Rayla is some sort of woodsy elf who can run really fast with her arms behind her. I stared at pictures of her for hours and determined Rayla has lots of pieces of clothing. Thigh high boots, a belt, a unitard, a shirt with cut out sleeves, a hooded vest, wrist guards, and ties around the wrist. I also decided to merge some of those pieces together so she could wear them as pajamas later. I feel better when I see them wearing the costumes after Halloween and this is one way I know they will keep wearing them.
So the major parts of my Rayla costume are pants, a shirt with cut out bands (see my post here on how I made them), a hooded vest, wrist guards, and that wig with horns.
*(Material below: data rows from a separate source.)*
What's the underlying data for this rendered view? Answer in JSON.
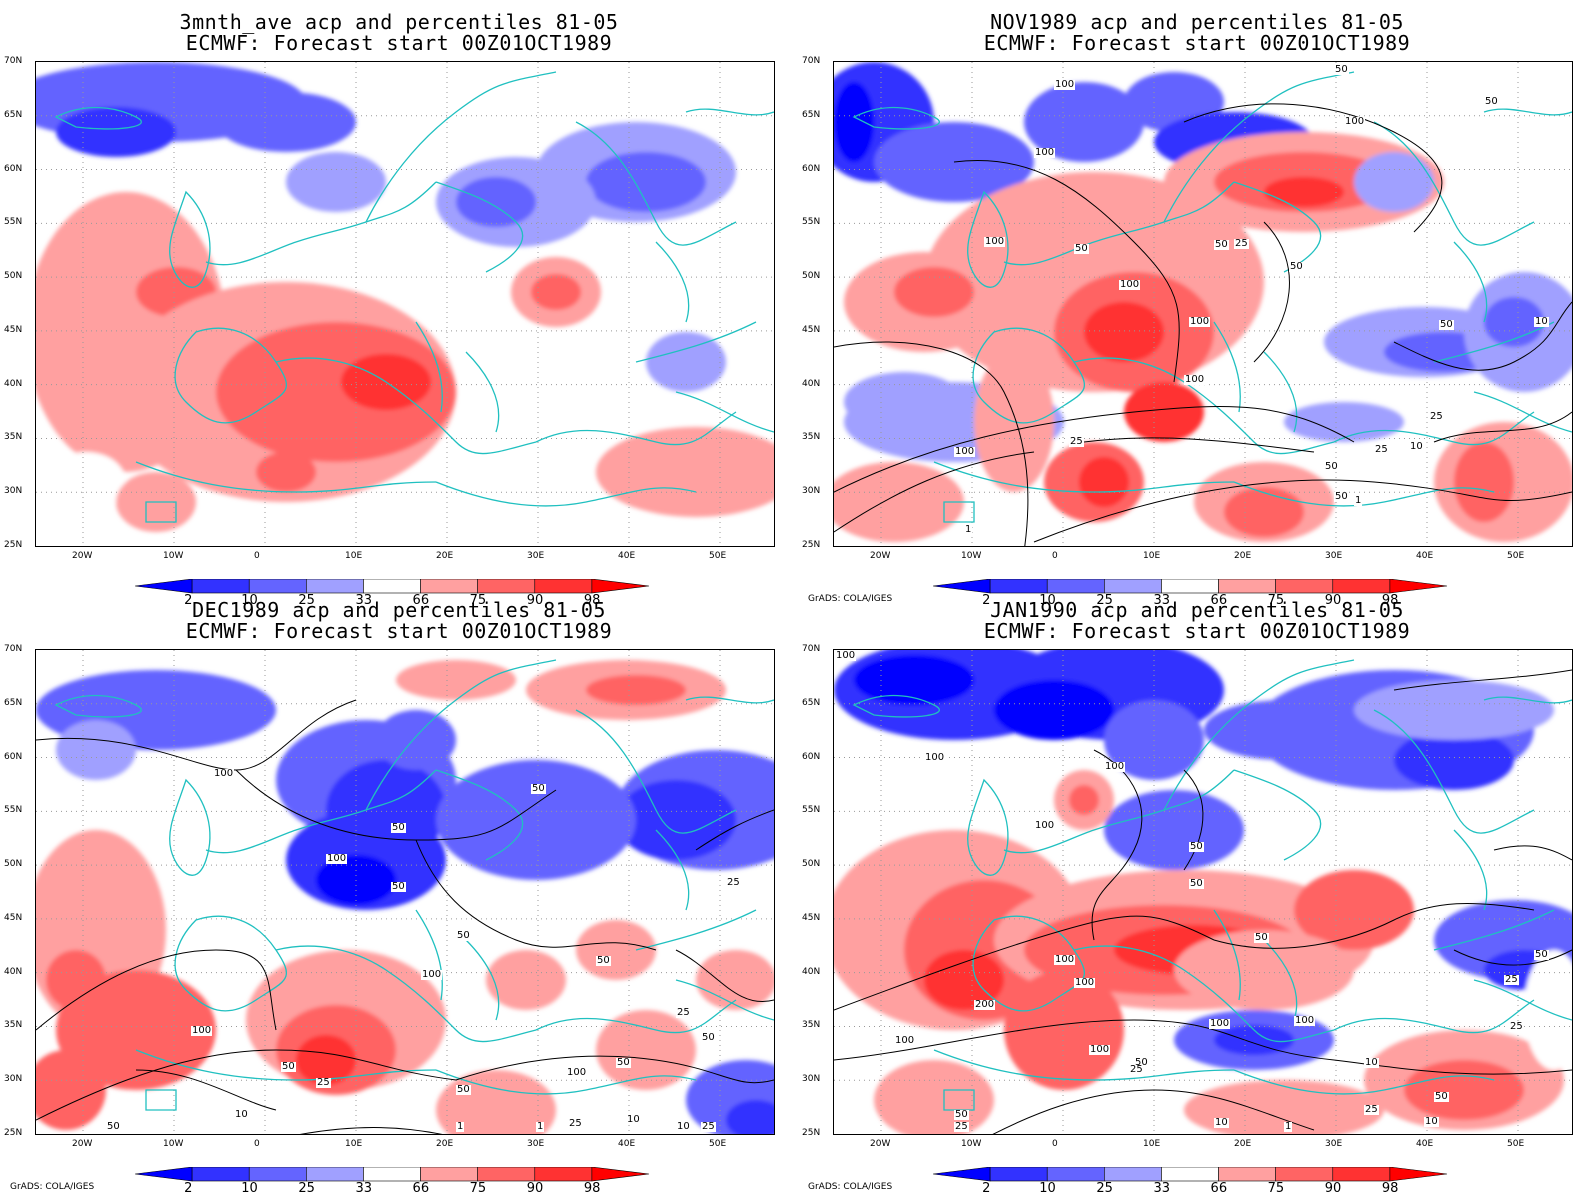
{
  "panels": [
    {
      "title_line1": "3mnth_ave acp and percentiles 81-05",
      "title_line2": "ECMWF: Forecast start 00Z01OCT1989",
      "credit": "",
      "contour_labels": []
    },
    {
      "title_line1": "NOV1989 acp and percentiles 81-05",
      "title_line2": "ECMWF: Forecast start 00Z01OCT1989",
      "credit": "GrADS: COLA/IGES",
      "contour_labels": [
        "100",
        "50",
        "50",
        "100",
        "100",
        "100",
        "50",
        "50",
        "100",
        "50",
        "100",
        "100",
        "50",
        "25",
        "50",
        "10",
        "25",
        "100",
        "50",
        "25",
        "10",
        "1",
        "25",
        "1"
      ]
    },
    {
      "title_line1": "DEC1989 acp and percentiles 81-05",
      "title_line2": "ECMWF: Forecast start 00Z01OCT1989",
      "credit": "GrADS: COLA/IGES",
      "contour_labels": [
        "50",
        "100",
        "50",
        "100",
        "50",
        "25",
        "50",
        "50",
        "100",
        "25",
        "100",
        "50",
        "50",
        "50",
        "100",
        "50",
        "25",
        "25",
        "10",
        "50",
        "10",
        "1",
        "1",
        "10",
        "25"
      ]
    },
    {
      "title_line1": "JAN1990 acp and percentiles 81-05",
      "title_line2": "ECMWF: Forecast start 00Z01OCT1989",
      "credit": "GrADS: COLA/IGES",
      "contour_labels": [
        "100",
        "100",
        "100",
        "50",
        "50",
        "100",
        "50",
        "100",
        "100",
        "200",
        "100",
        "100",
        "100",
        "100",
        "50",
        "25",
        "50",
        "25",
        "25",
        "10",
        "50",
        "25",
        "10",
        "1",
        "50",
        "25",
        "10"
      ]
    }
  ],
  "axes": {
    "lat_labels": [
      "70N",
      "65N",
      "60N",
      "55N",
      "50N",
      "45N",
      "40N",
      "35N",
      "30N",
      "25N"
    ],
    "lon_labels": [
      "20W",
      "10W",
      "0",
      "10E",
      "20E",
      "30E",
      "40E",
      "50E"
    ]
  },
  "colorbar": {
    "labels": [
      "2",
      "10",
      "25",
      "33",
      "66",
      "75",
      "90",
      "98"
    ],
    "colors": [
      "#0000ff",
      "#3232ff",
      "#6464ff",
      "#a0a0ff",
      "#ffffff",
      "#ffa0a0",
      "#ff6464",
      "#ff3232",
      "#ff0000"
    ]
  },
  "coastline_color": "#20c0c0"
}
I used the Peony Leggings from Sew Like My Mom for the pants as my base. Then I color blocked them, added stripes up the sides, knee patches, and calf patches to imitate the boots and unitard Rayla wears.
For the shirt, I used the Legends Top from Sew Straight and Gather as my base and color blocked it to death. This was my first time making this pattern. Maybe not a great time to try it out, but the collar is similar to what Rayla wears so I went for it. I worked really well especially with the color-blocking. The front of the shirt has two layers, which meant I color blocked the outside layer a bunch, then left the inner layer alone. So my daughter didn’t have to feel all the seams from my color blocking. I never know when things like that will bother her. I was so happy I wouldn’t have to worry about them at all.
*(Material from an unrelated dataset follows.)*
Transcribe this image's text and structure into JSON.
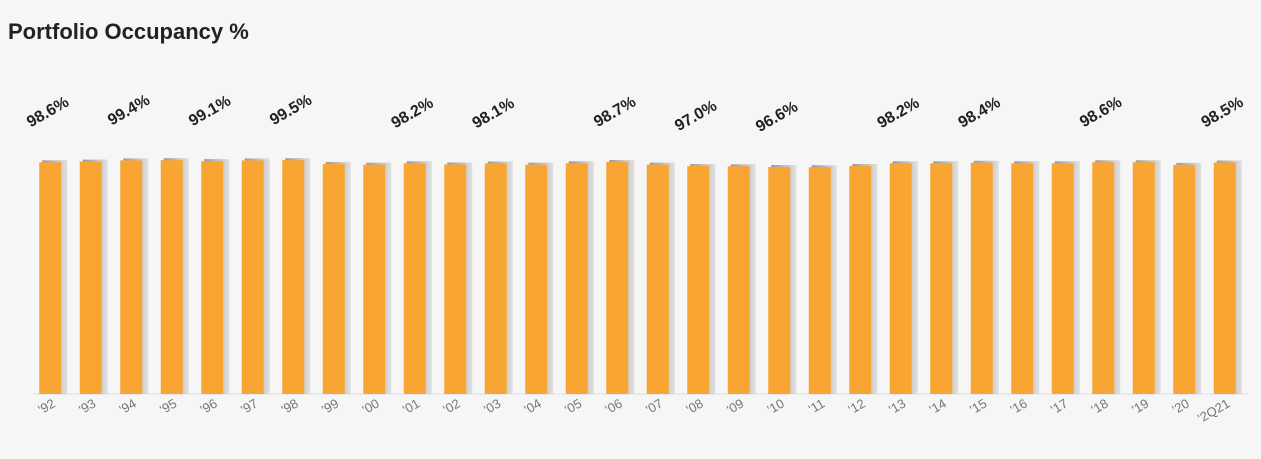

The vest for the Rayla costume is a Seville Cardigan with a trimmed down Summit Peak Hood on top. The cardigan is cut down in the front with a regular band all around the outside and arm bands instead of sleeves. It does the job, but wasn’t meant to be functional.
I took pictures of how I made the wrist bands, so let me know if you want me to write up how I made them. My husband made the horns and then kindly asked me to sew them onto the wig.
After we got her all dressed up with the wig and face paint, my daughter was thrilled with her costume. That makes up for all the effort it took to make it!